BOM EXERCÍCIO


Visitar Portugal é encontrar o Brasil profundo. Nunca pai e filho mostraram-se tão iguais em aspecto e consciência. Os costumes portugueses, guardadas as proporções, assemelham-se aos brasileiros.

Nas questões políticas, o tratamento é idêntico. O acessório sempre é exaustivamente debatido. O principal não importa. Ele se resolve pelo tempo.

Nesta fase amarga da economia mundial, por toda a parte há depressão. Os portugueses não se apresentam diferentes. Resta sempre a incontida esperança de nossos povos.

Somos pobres, não estaremos muito piores. Afirmam autoridades lusitanas. Estão certas. Portugal, com suas notáveis descobertas, estafou-se. Tornou-se um país de comerciantes.

Errou o poeta. Na verdade, comerciar é preciso. E isto os portugueses fazem bem. À perfeição. Os reis portugueses lançaram feitorias por todo o mundo. Nada escapou à presença das caravelas guiadas pela cruz.

Mais que as conquistas territoriais, a expansão da cristandade, interessava formar uma rede de trocas dinâmica e capaz de transportar bens de todas as partes para todas as partes.

O grande entreposto comercial da Europa, na época das grandes descobertas, foi Lisboa, cidade que, ao preservar sua imagem clássica, permitiu a suave integração dos costumes de ontem com os de hoje.

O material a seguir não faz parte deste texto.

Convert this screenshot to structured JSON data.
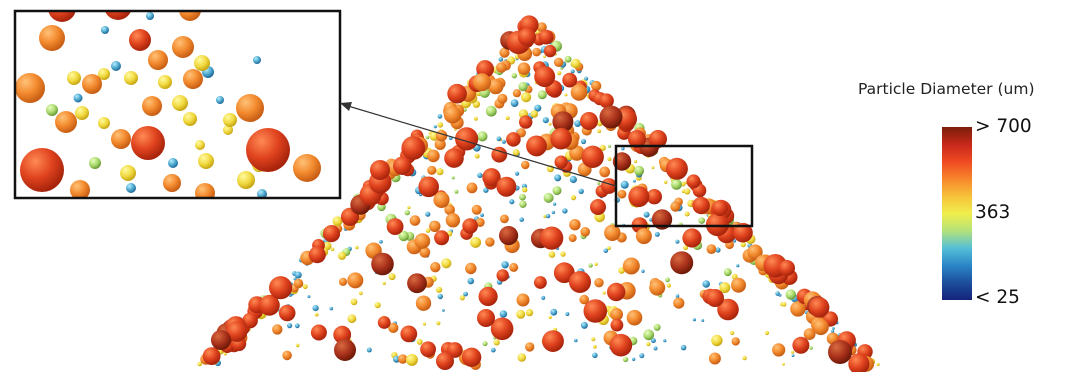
{
  "colorbar": {
    "title": "Particle Diameter (um)",
    "max_label": "> 700",
    "mid_label": "363",
    "min_label": "< 25",
    "gradient": [
      "#7a1e0a",
      "#c7281a",
      "#ef4a23",
      "#f7862b",
      "#f6c23a",
      "#f0ee4c",
      "#b4e27a",
      "#55bfd6",
      "#2a86c8",
      "#1c4e9c",
      "#14237a"
    ]
  },
  "scene": {
    "subject": "pile of spherical particles colored by diameter",
    "zoom_inset": true,
    "zoom_arrow": true,
    "particle_colors": {
      "large": "#d83a1c",
      "medium": "#f08a30",
      "small": "#f2dc48",
      "tiny": "#4aa6cc"
    }
  }
}
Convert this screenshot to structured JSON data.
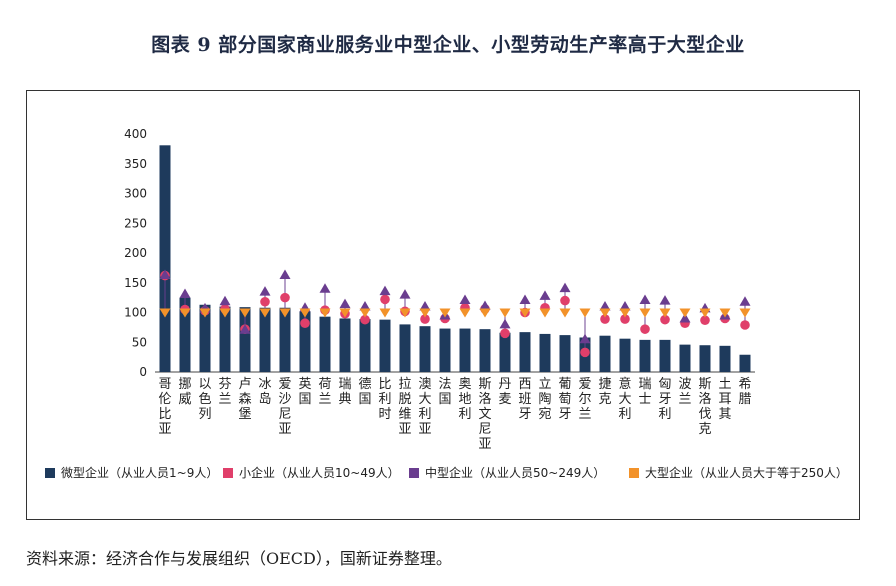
{
  "title": "图表 9  部分国家商业服务业中型企业、小型劳动生产率高于大型企业",
  "source": "资料来源：经济合作与发展组织（OECD），国新证券整理。",
  "chart_data": {
    "type": "bar",
    "title": "图表 9  部分国家商业服务业中型企业、小型劳动生产率高于大型企业",
    "ylim": [
      0,
      400
    ],
    "yticks": [
      0,
      50,
      100,
      150,
      200,
      250,
      300,
      350,
      400
    ],
    "categories": [
      "哥伦比亚",
      "挪威",
      "以色列",
      "芬兰",
      "卢森堡",
      "冰岛",
      "爱沙尼亚",
      "英国",
      "荷兰",
      "瑞典",
      "德国",
      "比利时",
      "拉脱维亚",
      "澳大利亚",
      "法国",
      "奥地利",
      "斯洛文尼亚",
      "丹麦",
      "西班牙",
      "立陶宛",
      "葡萄牙",
      "爱尔兰",
      "捷克",
      "意大利",
      "瑞士",
      "匈牙利",
      "波兰",
      "斯洛伐克",
      "土耳其",
      "希腊"
    ],
    "series": [
      {
        "name": "微型企业（从业人员1~9人）",
        "kind": "bar",
        "color": "#1e3a5c",
        "values": [
          381,
          125,
          113,
          110,
          109,
          108,
          108,
          102,
          93,
          90,
          89,
          88,
          80,
          77,
          73,
          73,
          72,
          66,
          67,
          64,
          62,
          58,
          61,
          56,
          54,
          54,
          46,
          45,
          44,
          29
        ]
      },
      {
        "name": "小企业（从业人员10~49人）",
        "kind": "circle",
        "color": "#e03f6a",
        "values": [
          162,
          105,
          103,
          106,
          72,
          118,
          125,
          82,
          104,
          98,
          88,
          122,
          102,
          89,
          90,
          108,
          106,
          65,
          100,
          108,
          120,
          33,
          89,
          89,
          72,
          88,
          82,
          87,
          90,
          79
        ]
      },
      {
        "name": "中型企业（从业人员50~249人）",
        "kind": "triangle",
        "color": "#6a3d8f",
        "values": [
          163,
          131,
          107,
          119,
          71,
          135,
          163,
          108,
          140,
          114,
          110,
          136,
          130,
          110,
          95,
          121,
          111,
          80,
          121,
          128,
          141,
          55,
          110,
          110,
          121,
          120,
          90,
          107,
          95,
          118
        ]
      },
      {
        "name": "大型企业（从业人员大于等于250人）",
        "kind": "tri-down",
        "color": "#f2922a",
        "values": [
          100,
          100,
          100,
          100,
          100,
          100,
          100,
          100,
          100,
          100,
          100,
          100,
          100,
          100,
          100,
          100,
          100,
          100,
          100,
          100,
          100,
          100,
          100,
          100,
          100,
          100,
          100,
          100,
          100,
          100
        ]
      }
    ]
  }
}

Em Lisboa, encontra-se humanidade portuguesa com seus traços vitais. O lisboeta conta com uma boa cultura média. Sabe tudo e elabora visão críticas dos acontecimentos.

Fica perplexo quando constata que, no âmago da grande crise econômica, debate-se nos meios de comunicação e nas áreas governamentais, a aposição da bandeira da República ao lado dos pavilhões das autarquias.

As Forças Armadas, em seus quartéis, querem apenas o pavilhão nacional. As autoridades civis desejam ambas: a portuguesa e a da autarquia, hasteadas em níveis diferentes.

Trata-se de um tema. Outro, ainda mais debatido, coloca-se na sensível cenário do conflito de valores entre cristãos e muçulmanos. Tema difícil e capaz sempre de causar grandes efeitos.

Não é diferente em Portugal. O tema do debate centrou-se em palavras do Cardeal Patriarca de Lisboa, Dom José Policarpo. Consta que se trata de um prelado simples e humano. Não afeito a controvérsias.

Mas, Dom José Policarpo, em programa televisionado, entrou em situações muito intrincadas. Meteu-se na vida íntima das pessoas ou mais explicitamente na realização de casamentos inter-religiosos.

Foi direto ao assunto: Pensem duas vezes em casar com um muçulmano, pensem muito seriamente. É meter-se num monte de sarilhos que nem Alá sabe onde acabam.

Suas palavras causaram debate intenso. Os intelectuais – como sempre – dividiram-se. Alguns apontaram para as palavras preconceituosas do Cardeal. Outros se estenderam em analisar costumes diversos.

Resta tomar o dicionário e ver o que significa sarilho. Popularmente, indica situação difícil, encrenca, atrapalhada, discussão violenta. Quem informa é o Dicionário da Língua Portuguesa da Academia das Ciências de Lisboa.

Mas Portugal – como seu filho Brasil – apresenta uma contemporaneidade de semelhanças incríveis. Lá, como cá banqueiros violam normas de bom procedimento e são salvos pelo Estado.

Um processo judicial demora muitos anos para atingir seu fim. Caso exemplar é o que gira em torno da Casa Pia. Pessoas influentes teriam abusado de menores internados nesta antiga instituição.

O processo se arrasta e tudo indica que os réus serão absolvidos. O processo penal e civil, nas duas extremidades do Atlântico sul, é complexo e se coloca como um refúgio da má-vida.

Os professores dos liceus se encontram em estado de greve. Não querem se submetidos a avaliação exigida pelo Ministério da Educação. Viola o ato a dignidade dos mestres. Protestam.

Todo o brasileiro deveria, obrigatoriamente, a cada temporada ir a Portugal e entrar em contato com sua gente e seus costumes. Entenderia melhor a si próprio e ao Brasil.